Similarly, Kenya Africa leader in mobile money operation also recorded 89 percent increase on the value of transaction to N12.9 trillion (US$45.3bn).
“The findings illustrate the difficulty of cracking the financial services market in Nigeria via mobile payments services, hence the need for MMOs to focus on their primary market of deepening digital inclusion in the grassroots,” said John Chukama a Consultant Agency Banker.
The NIBSS report showed that the total number of mobile money users stood at 2.3 million in 2017, which is less than 37.3 million in Kenya, and Ghana’s 11.119 million.
Razaq Ahmed Chief Executive Officer, of Cowry Wise a Fintech company, blamed the model employed by the government in regulating the sector.
Speaking to BusinessDay he said, “The fundamental challenge to mobile money adoption, growth and value delivery in Nigeria is the bank-led model currently in place, this is different from the Telecom-led model operational in countries like Kenya.
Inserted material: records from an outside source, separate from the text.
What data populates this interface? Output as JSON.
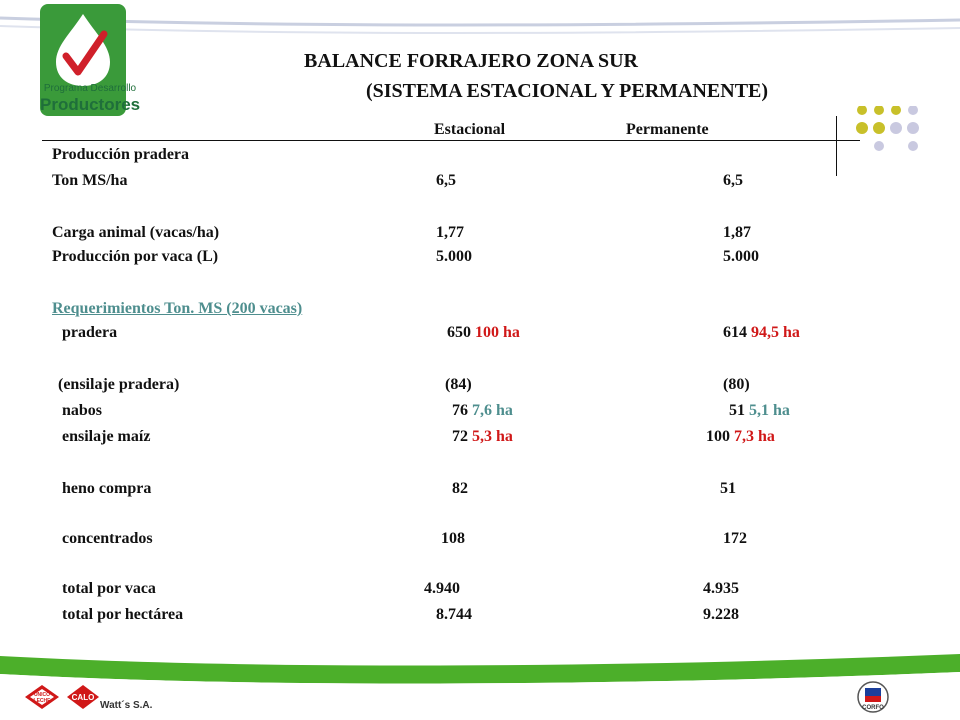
{
  "logo": {
    "line1": "Programa Desarrollo",
    "line2": "Productores"
  },
  "title": {
    "line1": "BALANCE FORRAJERO ZONA SUR",
    "line2": "(SISTEMA ESTACIONAL Y PERMANENTE)"
  },
  "columns": {
    "col1": "Estacional",
    "col2": "Permanente"
  },
  "rows": [
    {
      "label": "Producción pradera"
    },
    {
      "label": "Ton MS/ha",
      "v1": "6,5",
      "v2": "6,5"
    },
    {
      "label": "Carga animal  (vacas/ha)",
      "v1": "1,77",
      "v2": "1,87"
    },
    {
      "label": "Producción por vaca  (L)",
      "v1": "5.000",
      "v2": "5.000"
    },
    {
      "label": "Requerimientos  Ton. MS (200 vacas)"
    },
    {
      "label": "pradera",
      "v1": "650",
      "v1_area": "100 ha",
      "v2": "614",
      "v2_area": "94,5 ha"
    },
    {
      "label": "(ensilaje pradera)",
      "v1": "(84)",
      "v2": "(80)"
    },
    {
      "label": "nabos",
      "v1": "76",
      "v1_area": "7,6 ha",
      "v2": "51",
      "v2_area": "5,1 ha"
    },
    {
      "label": "ensilaje maíz",
      "v1": "72",
      "v1_area": "5,3 ha",
      "v2": "100",
      "v2_area": "7,3 ha"
    },
    {
      "label": "heno compra",
      "v1": "82",
      "v2": "51"
    },
    {
      "label": "concentrados",
      "v1": "108",
      "v2": "172"
    },
    {
      "label": "total por vaca",
      "v1": "4.940",
      "v2": "4.935"
    },
    {
      "label": "total por hectárea",
      "v1": "8.744",
      "v2": "9.228"
    }
  ],
  "footer": {
    "brand1": "UNICO LECHE",
    "brand2": "CALO",
    "brand3": "Watt´s S.A.",
    "brand4": "CORFO"
  },
  "colors": {
    "green": "#4caf2a",
    "red": "#d01818",
    "teal": "#4e8e8e",
    "dot_olive": "#c8c02a",
    "dot_lavender": "#c9c9e0"
  }
}
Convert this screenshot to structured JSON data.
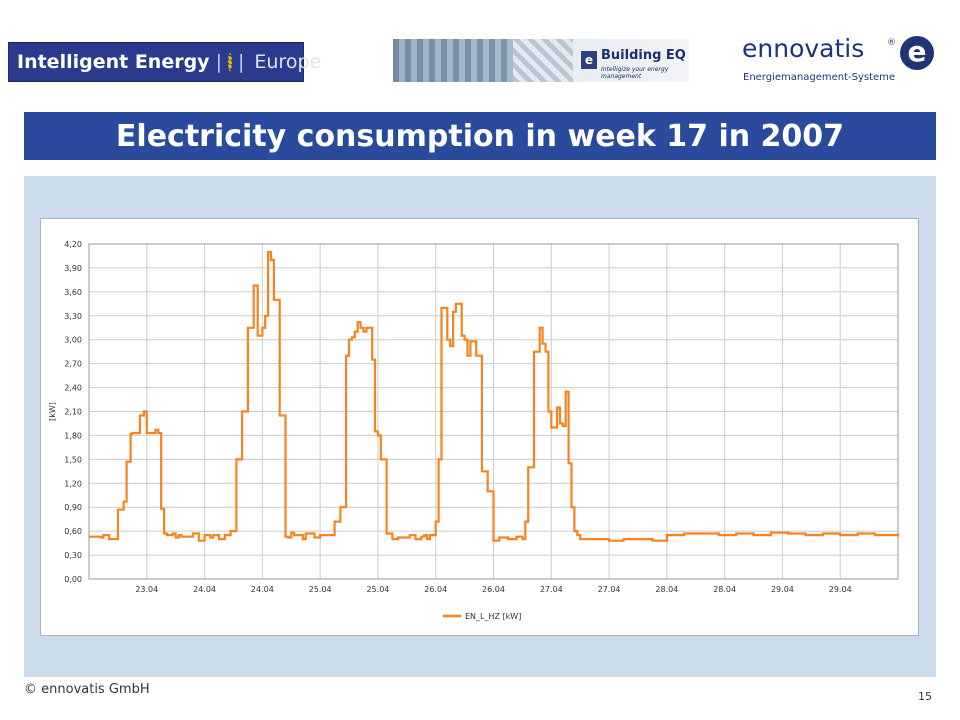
{
  "header": {
    "logos": {
      "intelligent_energy": {
        "main": "Intelligent Energy",
        "separator": "|",
        "sub": "Europe"
      },
      "building_eq": {
        "badge": "e",
        "name": "Building EQ",
        "tagline": "Intelligize your energy management"
      },
      "ennovatis": {
        "name": "ennovatis",
        "registered": "®",
        "mark": "e",
        "subtitle": "Energiemanagement-Systeme"
      }
    }
  },
  "title": "Electricity consumption in week 17 in 2007",
  "footer": {
    "copyright": "© ennovatis GmbH",
    "page": "15"
  },
  "colors": {
    "series": "#f5841f",
    "title_bar": "#2a4a9e",
    "panel": "#cddcec",
    "grid": "#cccccc"
  },
  "chart_data": {
    "type": "line",
    "title": "",
    "xlabel": "",
    "ylabel": "[kW]",
    "xlim": [
      0,
      14
    ],
    "ylim": [
      0,
      4.2
    ],
    "yticks": [
      "0,00",
      "0,30",
      "0,60",
      "0,90",
      "1,20",
      "1,50",
      "1,80",
      "2,10",
      "2,40",
      "2,70",
      "3,00",
      "3,30",
      "3,60",
      "3,90",
      "4,20"
    ],
    "xticks": [
      "23.04",
      "24.04",
      "24.04",
      "25.04",
      "25.04",
      "26.04",
      "26.04",
      "27.04",
      "27.04",
      "28.04",
      "28.04",
      "29.04",
      "29.04"
    ],
    "grid": true,
    "legend": {
      "position": "bottom",
      "entries": [
        "EN_L_HZ [kW]"
      ]
    },
    "series": [
      {
        "name": "EN_L_HZ [kW]",
        "x": [
          0,
          0.1,
          0.2,
          0.25,
          0.35,
          0.45,
          0.5,
          0.6,
          0.65,
          0.72,
          0.75,
          0.8,
          0.88,
          0.95,
          1.0,
          1.05,
          1.15,
          1.2,
          1.25,
          1.3,
          1.35,
          1.45,
          1.5,
          1.55,
          1.6,
          1.7,
          1.8,
          1.9,
          2.0,
          2.1,
          2.15,
          2.25,
          2.35,
          2.45,
          2.55,
          2.65,
          2.75,
          2.85,
          2.92,
          3.0,
          3.05,
          3.1,
          3.15,
          3.2,
          3.3,
          3.4,
          3.45,
          3.5,
          3.55,
          3.65,
          3.7,
          3.75,
          3.8,
          3.9,
          4.0,
          4.05,
          4.15,
          4.25,
          4.35,
          4.45,
          4.5,
          4.55,
          4.6,
          4.65,
          4.7,
          4.75,
          4.8,
          4.9,
          4.95,
          5.0,
          5.05,
          5.15,
          5.25,
          5.35,
          5.45,
          5.55,
          5.65,
          5.75,
          5.8,
          5.85,
          5.9,
          6.0,
          6.05,
          6.1,
          6.2,
          6.25,
          6.3,
          6.35,
          6.45,
          6.5,
          6.55,
          6.6,
          6.7,
          6.8,
          6.9,
          7.0,
          7.1,
          7.25,
          7.4,
          7.5,
          7.55,
          7.6,
          7.7,
          7.8,
          7.85,
          7.9,
          7.95,
          8.0,
          8.05,
          8.1,
          8.15,
          8.2,
          8.25,
          8.3,
          8.35,
          8.4,
          8.45,
          8.5,
          8.55,
          8.6,
          8.65,
          8.75,
          9.0,
          9.25,
          9.5,
          9.75,
          10.0,
          10.3,
          10.6,
          10.9,
          11.2,
          11.5,
          11.8,
          12.1,
          12.4,
          12.7,
          13.0,
          13.3,
          13.6,
          14.0
        ],
        "values": [
          0.53,
          0.53,
          0.52,
          0.55,
          0.5,
          0.5,
          0.87,
          0.97,
          1.47,
          1.82,
          1.83,
          1.83,
          2.05,
          2.1,
          1.83,
          1.83,
          1.87,
          1.83,
          0.88,
          0.57,
          0.55,
          0.57,
          0.52,
          0.55,
          0.53,
          0.53,
          0.57,
          0.48,
          0.55,
          0.52,
          0.55,
          0.5,
          0.55,
          0.6,
          1.5,
          2.1,
          3.15,
          3.68,
          3.05,
          3.15,
          3.3,
          4.1,
          4.0,
          3.5,
          2.05,
          0.53,
          0.52,
          0.58,
          0.55,
          0.55,
          0.5,
          0.57,
          0.57,
          0.52,
          0.55,
          0.55,
          0.55,
          0.72,
          0.9,
          2.8,
          3.0,
          3.03,
          3.1,
          3.22,
          3.15,
          3.1,
          3.15,
          2.75,
          1.85,
          1.8,
          1.5,
          0.57,
          0.5,
          0.52,
          0.52,
          0.55,
          0.5,
          0.53,
          0.55,
          0.5,
          0.55,
          0.72,
          1.5,
          3.4,
          3.0,
          2.92,
          3.35,
          3.45,
          3.05,
          3.0,
          2.8,
          2.98,
          2.8,
          1.35,
          1.1,
          0.48,
          0.52,
          0.5,
          0.53,
          0.5,
          0.72,
          1.4,
          2.85,
          3.15,
          2.95,
          2.85,
          2.1,
          1.9,
          1.9,
          2.15,
          1.95,
          1.92,
          2.35,
          1.45,
          0.9,
          0.6,
          0.55,
          0.5,
          0.5,
          0.5,
          0.5,
          0.5,
          0.48,
          0.5,
          0.5,
          0.48,
          0.55,
          0.57,
          0.57,
          0.55,
          0.57,
          0.55,
          0.58,
          0.57,
          0.55,
          0.57,
          0.55,
          0.57,
          0.55,
          0.57
        ]
      }
    ]
  }
}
The CBN has the regulatory responsibility to define the mandate of each player in the entire value chain.”
Agbolade Odunyemi, Digital Finance service consultant, also noted that Nigeria struggle in the last 5-10 years bothers on regulation, appreciation of the current financial service landscape and products, proper positioning and right business cases for the service.
“Ghana today has a national switch that’s less efficient than what Nigeria has as well as less card adoption, Kenya just recently adopted National Switching service with Banks coming together as well as Visa. These are conditions for mobile money to thrive,” he stressed
CBN, as part of its policy to bring the unbanked into the fold of formal banking system, launched mobile money services in 2011 and so far, 21 organisations, bank and non-bank, have been issued operating licences.
CBN early this year set a target of N2 billion recapitalisation by July 1 for all operator’s and observers believe 15 could operators could be affected.
Presently the players in the space are a mix bag of Banks and telcos including AfriPAY – UMo, GTMobileMoney, FirstBank/Pridar – FirstMonie, eTranzact – PocketMoni, PagaTech- Paga, Fortis MFB – Fortis Mobile Money, Stanbic IBTC, Monitize, FETS – my.wallet, Ecobank Mobile Money, . Zenith Bank – EazyMoney, Diamond bank mobile app.